第28話 スチル

「さぁ、これで完璧よ」

 鏡の前で、美月のメイクをしていたミキ。

「ミキちゃん、ありがとう!」


 美月はちょっと感動していた。

 思っていた以上の出来栄え。

 さすがは、我が親友。


 その時、ノックの音。

「はあい」

「そろそろ時間だそうだよ」


 健司が入って来た。

 美月を見て、驚いたように立ち止まる。


「これは・・・綺麗だ」

「でしょ~!」


 ミキが胸を張る。


「あ……時間があまりないから急がないと」

「あ、そうでした!」


 さて、いよいよ結婚式……の前に。


「じゃあ、ミキちゃん。結婚式までちょっと待っていてね。ごめんね」

「あぁ、お茶でもして待っているよ」


 結婚式の前に、カメラマンによる写真撮影があるのだ。

 これは絶対やるのだと、美月がこだわっていた。

 どうしても、写真を撮っておきたいらしい。しかもどうやら、健司のタキシード姿を。


 式場の庭にて、カメラマンとその助手に囲まれて写真撮影をする。


「さぁ、健司さん。
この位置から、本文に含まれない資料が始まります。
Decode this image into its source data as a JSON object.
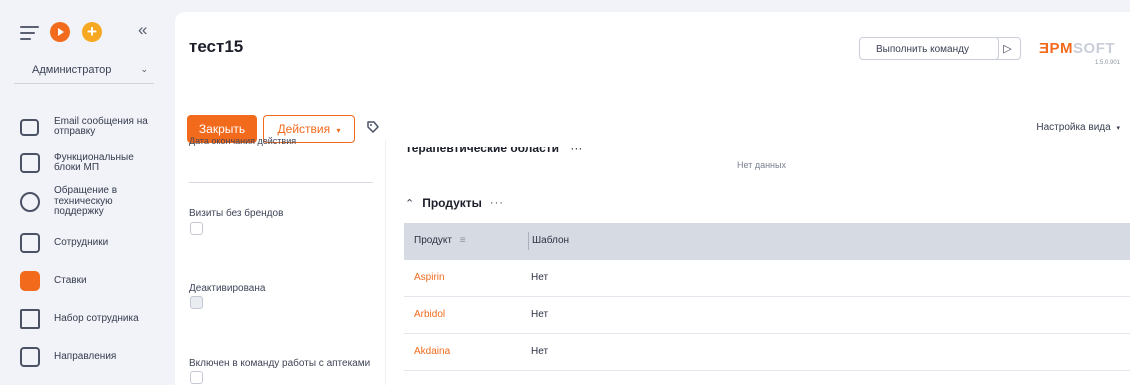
{
  "app": {
    "logo_main": "ƎPM",
    "logo_soft": "SOFT",
    "version": "1.5.0.901"
  },
  "sidebar": {
    "role": "Администратор",
    "items": [
      {
        "label": "Email сообщения на отправку",
        "icon": "mail-icon",
        "active": false
      },
      {
        "label": "Функциональные блоки МП",
        "icon": "layout-icon",
        "active": false
      },
      {
        "label": "Обращение в техническую поддержку",
        "icon": "chat-support-icon",
        "active": false
      },
      {
        "label": "Сотрудники",
        "icon": "employee-icon",
        "active": false
      },
      {
        "label": "Ставки",
        "icon": "rates-icon",
        "active": true
      },
      {
        "label": "Набор сотрудника",
        "icon": "workflow-icon",
        "active": false
      },
      {
        "label": "Направления",
        "icon": "document-icon",
        "active": false
      }
    ]
  },
  "header": {
    "title": "тест15",
    "command_placeholder": "Выполнить команду",
    "close_label": "Закрыть",
    "actions_label": "Действия",
    "view_settings_label": "Настройка вида"
  },
  "left_fields": {
    "end_date_label": "Дата окончания действия",
    "visits_label": "Визиты без брендов",
    "deactivated_label": "Деактивирована",
    "pharmacy_label": "Включен в команду работы с аптеками"
  },
  "therapeutic": {
    "title": "Терапевтические области",
    "empty_text": "Нет данных"
  },
  "products": {
    "title": "Продукты",
    "columns": [
      "Продукт",
      "Шаблон"
    ],
    "rows": [
      {
        "product": "Aspirin",
        "template": "Нет"
      },
      {
        "product": "Arbidol",
        "template": "Нет"
      },
      {
        "product": "Akdaina",
        "template": "Нет"
      }
    ]
  },
  "colors": {
    "accent": "#f26b1d",
    "secondary_accent": "#f7a823"
  }
}
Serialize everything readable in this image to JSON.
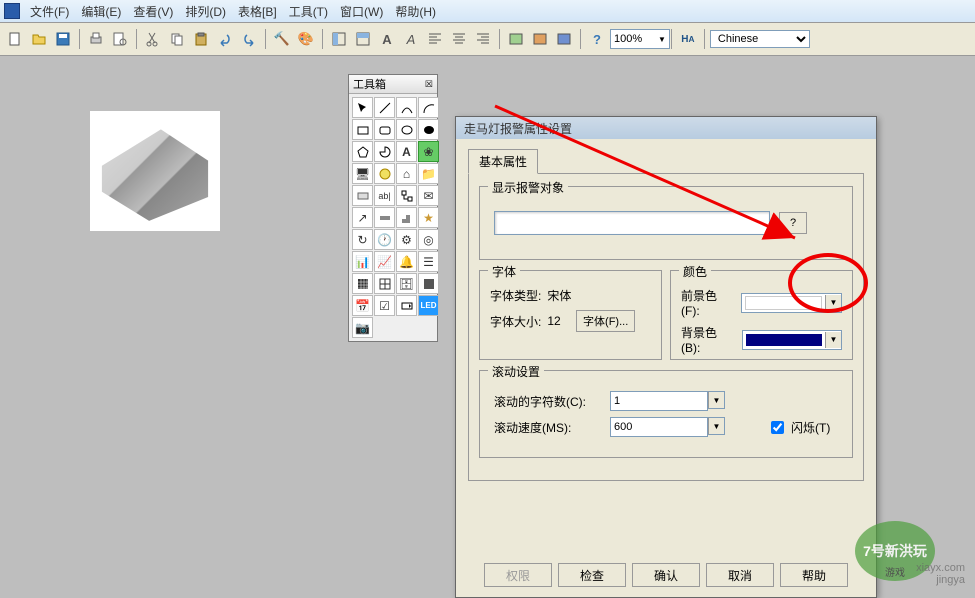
{
  "menu": {
    "items": [
      "文件(F)",
      "编辑(E)",
      "查看(V)",
      "排列(D)",
      "表格[B]",
      "工具(T)",
      "窗口(W)",
      "帮助(H)"
    ]
  },
  "toolbar": {
    "zoom": "100%",
    "lang": "Chinese"
  },
  "toolbox": {
    "title": "工具箱"
  },
  "dialog": {
    "title": "走马灯报警属性设置",
    "tab": "基本属性",
    "group_alarm": "显示报警对象",
    "alarm_value": "",
    "q": "?",
    "group_font": "字体",
    "font_type_label": "字体类型:",
    "font_type_value": "宋体",
    "font_size_label": "字体大小:",
    "font_size_value": "12",
    "font_btn": "字体(F)...",
    "group_color": "颜色",
    "fg_label": "前景色(F):",
    "bg_label": "背景色(B):",
    "group_scroll": "滚动设置",
    "scroll_chars_label": "滚动的字符数(C):",
    "scroll_chars_value": "1",
    "scroll_speed_label": "滚动速度(MS):",
    "scroll_speed_value": "600",
    "flash_label": "闪烁(T)",
    "btn_perm": "权限",
    "btn_check": "检查",
    "btn_ok": "确认",
    "btn_cancel": "取消",
    "btn_help": "帮助"
  },
  "watermark": {
    "l1": "7号新洪玩",
    "l2": "jingya",
    "l3": "游戏",
    "l4": "xiayx.com"
  }
}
ポーズをとって!」

「ポ・・・ポーズ?」

「目線は向こうの方で」

「あ、は・・・はい」


 美月はずいぶんノリノリである。


 おそらくは、コスプレ写真を撮っている気分と思われる。

 その間、しばらくは参列者を待たせることにはなってしまう。


 式場の窓から、こちらを見ている家族たち。

 なにか、見世物になっている気分だった。